The court further held that Cain’s failure to file a motion to reconsider sentence under La. C. Cr. P. art. 881.1(E) foreclosed broader sentencing review beyond constitutional excessiveness, and that even on that narrow question, Cain had not carried his burden of demonstrating the sentence was unconstitutional.
Key Takeaways
- A 60-year habitual offender sentence for a violent home invasion does not constitute cruel and unusual punishment where the defendant has a lengthy criminal history marked by violence, drug distribution, and repeated supervision failures.
- Louisiana courts assess excessiveness on an individualized basis; comparative sentences from cases involving non-violent defendants carry little weight when the defendant before the court has a demonstrably more serious criminal history.
- Failure to file a motion to reconsider sentence under La.
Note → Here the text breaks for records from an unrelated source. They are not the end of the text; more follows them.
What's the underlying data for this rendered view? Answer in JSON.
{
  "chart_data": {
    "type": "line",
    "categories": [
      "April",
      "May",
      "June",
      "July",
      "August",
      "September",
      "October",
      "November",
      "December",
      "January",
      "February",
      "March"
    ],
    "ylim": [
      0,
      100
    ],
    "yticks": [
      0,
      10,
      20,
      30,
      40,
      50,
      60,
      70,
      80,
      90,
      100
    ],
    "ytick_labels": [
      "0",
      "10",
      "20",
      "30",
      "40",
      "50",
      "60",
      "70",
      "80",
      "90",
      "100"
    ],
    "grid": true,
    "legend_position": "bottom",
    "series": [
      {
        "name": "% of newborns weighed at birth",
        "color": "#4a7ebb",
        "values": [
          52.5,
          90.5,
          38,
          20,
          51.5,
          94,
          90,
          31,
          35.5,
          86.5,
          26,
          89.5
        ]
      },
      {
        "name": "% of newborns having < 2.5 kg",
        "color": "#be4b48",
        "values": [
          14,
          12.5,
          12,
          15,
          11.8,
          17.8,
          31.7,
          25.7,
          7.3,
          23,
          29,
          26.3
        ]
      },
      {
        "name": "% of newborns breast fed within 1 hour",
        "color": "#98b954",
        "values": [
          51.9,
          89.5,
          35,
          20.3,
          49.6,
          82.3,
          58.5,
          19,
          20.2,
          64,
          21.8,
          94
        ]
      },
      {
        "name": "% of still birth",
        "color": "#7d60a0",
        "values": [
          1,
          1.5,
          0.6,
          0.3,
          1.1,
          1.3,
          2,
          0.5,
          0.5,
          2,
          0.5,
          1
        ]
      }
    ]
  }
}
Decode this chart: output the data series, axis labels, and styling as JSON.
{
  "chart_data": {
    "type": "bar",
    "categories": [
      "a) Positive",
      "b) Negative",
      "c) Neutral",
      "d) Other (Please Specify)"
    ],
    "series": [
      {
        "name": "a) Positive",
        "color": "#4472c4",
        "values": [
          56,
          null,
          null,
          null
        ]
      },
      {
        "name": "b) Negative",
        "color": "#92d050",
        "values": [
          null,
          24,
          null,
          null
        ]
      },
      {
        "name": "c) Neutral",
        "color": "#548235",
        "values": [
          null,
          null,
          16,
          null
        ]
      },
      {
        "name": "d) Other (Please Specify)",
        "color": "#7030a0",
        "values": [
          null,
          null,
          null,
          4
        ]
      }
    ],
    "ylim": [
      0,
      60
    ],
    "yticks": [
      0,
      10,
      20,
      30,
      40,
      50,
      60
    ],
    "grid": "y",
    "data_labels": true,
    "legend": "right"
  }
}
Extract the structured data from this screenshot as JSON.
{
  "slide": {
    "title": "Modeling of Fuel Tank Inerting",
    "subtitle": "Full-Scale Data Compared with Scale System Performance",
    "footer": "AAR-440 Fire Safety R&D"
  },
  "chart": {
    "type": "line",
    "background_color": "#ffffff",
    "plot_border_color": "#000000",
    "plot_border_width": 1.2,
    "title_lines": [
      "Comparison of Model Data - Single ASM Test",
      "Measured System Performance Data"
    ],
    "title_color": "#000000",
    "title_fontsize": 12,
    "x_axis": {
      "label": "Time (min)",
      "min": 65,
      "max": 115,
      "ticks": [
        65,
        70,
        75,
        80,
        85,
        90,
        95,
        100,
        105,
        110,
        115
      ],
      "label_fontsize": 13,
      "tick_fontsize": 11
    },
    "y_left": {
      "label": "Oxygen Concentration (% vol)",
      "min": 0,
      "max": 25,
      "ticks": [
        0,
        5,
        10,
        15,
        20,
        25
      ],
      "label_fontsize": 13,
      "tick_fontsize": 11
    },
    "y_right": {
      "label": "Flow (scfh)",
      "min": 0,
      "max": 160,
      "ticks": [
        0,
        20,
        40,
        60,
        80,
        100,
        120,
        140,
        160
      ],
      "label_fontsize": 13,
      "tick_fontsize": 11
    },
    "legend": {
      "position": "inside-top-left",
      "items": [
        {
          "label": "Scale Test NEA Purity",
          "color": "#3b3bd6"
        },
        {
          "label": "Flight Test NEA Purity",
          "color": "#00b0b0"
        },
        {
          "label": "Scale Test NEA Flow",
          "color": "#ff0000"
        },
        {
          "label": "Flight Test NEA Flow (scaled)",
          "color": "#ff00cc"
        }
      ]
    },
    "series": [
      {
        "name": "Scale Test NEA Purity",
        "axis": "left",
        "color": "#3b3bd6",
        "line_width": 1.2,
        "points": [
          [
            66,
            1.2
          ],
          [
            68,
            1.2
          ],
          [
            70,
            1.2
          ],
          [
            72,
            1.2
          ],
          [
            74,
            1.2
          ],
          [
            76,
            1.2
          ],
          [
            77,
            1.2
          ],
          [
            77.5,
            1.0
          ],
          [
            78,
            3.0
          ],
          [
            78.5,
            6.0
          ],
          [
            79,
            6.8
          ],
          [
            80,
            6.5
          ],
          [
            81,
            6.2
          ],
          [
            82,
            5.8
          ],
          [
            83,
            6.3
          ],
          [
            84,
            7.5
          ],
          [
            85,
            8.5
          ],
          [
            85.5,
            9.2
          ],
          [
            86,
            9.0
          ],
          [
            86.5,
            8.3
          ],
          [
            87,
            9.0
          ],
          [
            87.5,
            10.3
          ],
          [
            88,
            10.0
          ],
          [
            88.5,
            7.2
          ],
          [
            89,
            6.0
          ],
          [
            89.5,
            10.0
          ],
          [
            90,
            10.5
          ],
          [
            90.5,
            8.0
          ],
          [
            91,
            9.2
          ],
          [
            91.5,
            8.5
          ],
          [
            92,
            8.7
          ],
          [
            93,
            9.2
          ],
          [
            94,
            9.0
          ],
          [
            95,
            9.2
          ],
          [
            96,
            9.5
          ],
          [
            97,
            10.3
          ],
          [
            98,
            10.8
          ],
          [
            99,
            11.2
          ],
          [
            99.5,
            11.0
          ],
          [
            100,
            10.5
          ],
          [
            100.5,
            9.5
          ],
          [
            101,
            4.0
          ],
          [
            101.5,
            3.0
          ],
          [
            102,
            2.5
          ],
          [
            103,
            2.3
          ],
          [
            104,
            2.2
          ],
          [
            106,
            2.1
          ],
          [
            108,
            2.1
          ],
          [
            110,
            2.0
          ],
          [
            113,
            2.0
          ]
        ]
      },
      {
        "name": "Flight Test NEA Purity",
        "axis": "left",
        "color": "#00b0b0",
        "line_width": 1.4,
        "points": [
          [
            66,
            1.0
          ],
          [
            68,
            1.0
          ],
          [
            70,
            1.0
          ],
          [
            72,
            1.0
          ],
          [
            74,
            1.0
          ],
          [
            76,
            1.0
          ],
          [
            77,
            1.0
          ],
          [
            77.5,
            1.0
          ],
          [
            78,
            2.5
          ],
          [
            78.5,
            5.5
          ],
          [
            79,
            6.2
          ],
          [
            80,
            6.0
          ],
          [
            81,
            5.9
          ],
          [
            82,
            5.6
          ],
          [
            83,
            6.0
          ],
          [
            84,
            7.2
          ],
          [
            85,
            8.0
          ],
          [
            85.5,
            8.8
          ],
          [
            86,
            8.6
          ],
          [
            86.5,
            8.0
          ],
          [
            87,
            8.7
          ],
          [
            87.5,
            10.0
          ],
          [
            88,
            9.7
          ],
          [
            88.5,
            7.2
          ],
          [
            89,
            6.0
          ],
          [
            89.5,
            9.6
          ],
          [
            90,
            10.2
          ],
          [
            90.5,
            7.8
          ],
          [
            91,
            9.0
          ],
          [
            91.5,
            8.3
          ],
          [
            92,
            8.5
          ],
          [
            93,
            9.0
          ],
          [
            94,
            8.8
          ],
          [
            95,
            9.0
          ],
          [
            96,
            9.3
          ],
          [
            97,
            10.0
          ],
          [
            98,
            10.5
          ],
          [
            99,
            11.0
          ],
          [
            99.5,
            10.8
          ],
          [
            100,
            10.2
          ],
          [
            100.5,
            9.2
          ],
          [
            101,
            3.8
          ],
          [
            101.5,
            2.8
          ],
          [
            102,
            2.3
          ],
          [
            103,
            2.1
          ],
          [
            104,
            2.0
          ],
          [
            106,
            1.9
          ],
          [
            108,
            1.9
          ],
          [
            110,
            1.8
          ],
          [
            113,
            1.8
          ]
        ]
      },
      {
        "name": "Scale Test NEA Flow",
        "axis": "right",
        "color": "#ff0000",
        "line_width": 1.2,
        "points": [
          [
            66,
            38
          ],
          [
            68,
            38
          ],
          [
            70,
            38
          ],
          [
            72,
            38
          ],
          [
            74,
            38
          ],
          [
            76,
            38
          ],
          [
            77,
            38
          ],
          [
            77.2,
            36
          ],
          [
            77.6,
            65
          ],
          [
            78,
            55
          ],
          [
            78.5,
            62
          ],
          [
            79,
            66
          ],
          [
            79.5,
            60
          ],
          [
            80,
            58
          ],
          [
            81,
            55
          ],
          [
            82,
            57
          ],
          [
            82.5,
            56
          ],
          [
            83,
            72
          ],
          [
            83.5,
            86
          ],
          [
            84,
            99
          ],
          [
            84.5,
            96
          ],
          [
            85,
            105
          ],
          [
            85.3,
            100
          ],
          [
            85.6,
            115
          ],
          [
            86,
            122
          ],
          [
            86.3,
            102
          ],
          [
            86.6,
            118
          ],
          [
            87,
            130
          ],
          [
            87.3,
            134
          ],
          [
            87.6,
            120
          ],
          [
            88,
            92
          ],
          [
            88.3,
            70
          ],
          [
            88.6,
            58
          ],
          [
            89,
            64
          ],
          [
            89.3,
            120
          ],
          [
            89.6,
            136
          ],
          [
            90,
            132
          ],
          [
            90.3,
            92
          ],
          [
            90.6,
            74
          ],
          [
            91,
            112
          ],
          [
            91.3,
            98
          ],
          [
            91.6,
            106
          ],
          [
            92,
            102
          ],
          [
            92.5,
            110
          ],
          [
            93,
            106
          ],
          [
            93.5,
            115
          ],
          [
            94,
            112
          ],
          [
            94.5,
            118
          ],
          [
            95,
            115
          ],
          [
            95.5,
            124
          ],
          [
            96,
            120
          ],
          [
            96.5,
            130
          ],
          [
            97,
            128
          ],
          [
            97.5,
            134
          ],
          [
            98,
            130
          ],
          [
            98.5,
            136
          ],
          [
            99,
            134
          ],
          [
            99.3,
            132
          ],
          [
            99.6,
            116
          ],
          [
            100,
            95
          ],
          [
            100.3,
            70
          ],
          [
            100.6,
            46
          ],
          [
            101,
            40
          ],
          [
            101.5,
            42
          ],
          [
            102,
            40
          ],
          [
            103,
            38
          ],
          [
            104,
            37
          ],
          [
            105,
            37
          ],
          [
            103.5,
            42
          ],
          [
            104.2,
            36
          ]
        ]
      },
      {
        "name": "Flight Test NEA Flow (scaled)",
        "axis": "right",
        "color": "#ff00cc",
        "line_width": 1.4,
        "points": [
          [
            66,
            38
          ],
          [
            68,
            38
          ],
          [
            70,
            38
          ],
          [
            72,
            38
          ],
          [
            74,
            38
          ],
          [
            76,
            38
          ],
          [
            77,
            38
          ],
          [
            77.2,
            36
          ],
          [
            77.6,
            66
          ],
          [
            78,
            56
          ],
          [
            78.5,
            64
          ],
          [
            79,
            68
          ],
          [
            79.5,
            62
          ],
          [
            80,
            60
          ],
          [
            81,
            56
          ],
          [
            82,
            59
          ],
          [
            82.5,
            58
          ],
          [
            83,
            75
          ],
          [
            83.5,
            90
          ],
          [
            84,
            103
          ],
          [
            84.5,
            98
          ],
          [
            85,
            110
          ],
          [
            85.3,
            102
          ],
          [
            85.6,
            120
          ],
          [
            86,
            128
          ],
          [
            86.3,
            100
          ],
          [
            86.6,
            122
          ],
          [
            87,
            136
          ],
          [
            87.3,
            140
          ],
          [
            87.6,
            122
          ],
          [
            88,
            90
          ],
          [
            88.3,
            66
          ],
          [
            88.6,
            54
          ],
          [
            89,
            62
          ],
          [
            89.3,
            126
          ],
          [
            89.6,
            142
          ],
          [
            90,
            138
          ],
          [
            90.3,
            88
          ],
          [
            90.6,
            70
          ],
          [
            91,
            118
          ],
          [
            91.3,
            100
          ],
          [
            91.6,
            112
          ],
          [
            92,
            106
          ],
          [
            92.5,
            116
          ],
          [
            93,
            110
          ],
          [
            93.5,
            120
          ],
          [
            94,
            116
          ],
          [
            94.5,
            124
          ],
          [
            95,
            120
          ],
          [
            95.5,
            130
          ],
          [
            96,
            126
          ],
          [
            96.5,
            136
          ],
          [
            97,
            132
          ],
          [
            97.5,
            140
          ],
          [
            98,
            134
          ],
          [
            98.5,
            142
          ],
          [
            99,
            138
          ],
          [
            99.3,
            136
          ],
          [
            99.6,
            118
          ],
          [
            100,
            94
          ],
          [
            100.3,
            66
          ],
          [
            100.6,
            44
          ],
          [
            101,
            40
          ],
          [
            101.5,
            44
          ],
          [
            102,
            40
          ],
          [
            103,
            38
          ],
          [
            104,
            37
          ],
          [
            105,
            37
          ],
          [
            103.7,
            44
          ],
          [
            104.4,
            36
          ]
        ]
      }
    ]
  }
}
C. Cr. P. art. 881.1(E) limits appellate review to constitutional excessiveness only, foreclosing broader challenges to the sentence’s appropriateness.
- The Legislature’s habitual offender statute reflects a deliberate policy judgment that repeat offenders merit enhanced punishment, and appellate courts defer to that judgment unless the resulting sentence shocks the sense of justice.
Why It Matters
This decision reinforces the demanding standard defendants face when challenging habitual offender sentences in Louisiana. The court’s analysis makes clear that appellate review is not an opportunity to substitute the court’s sentencing judgment for the trial court’s, and that the constitutional floor against excessive punishment is set high — particularly for defendants with violent, recidivist histories. Defense counsel handling habitual offender matters should take note of the procedural trap highlighted here: the failure to file a motion to reconsider sentence significantly narrows the grounds available on appeal.
The case also illustrates how Louisiana courts distinguish sentencing precedents. A defendant cannot rely on a favorable comparative case unless the underlying criminal conduct and history are meaningfully similar. Where a defendant’s record reflects escalating violence and persistent recidivism, courts are likely to sustain sentences at or near the statutory maximum, even when those sentences span decades.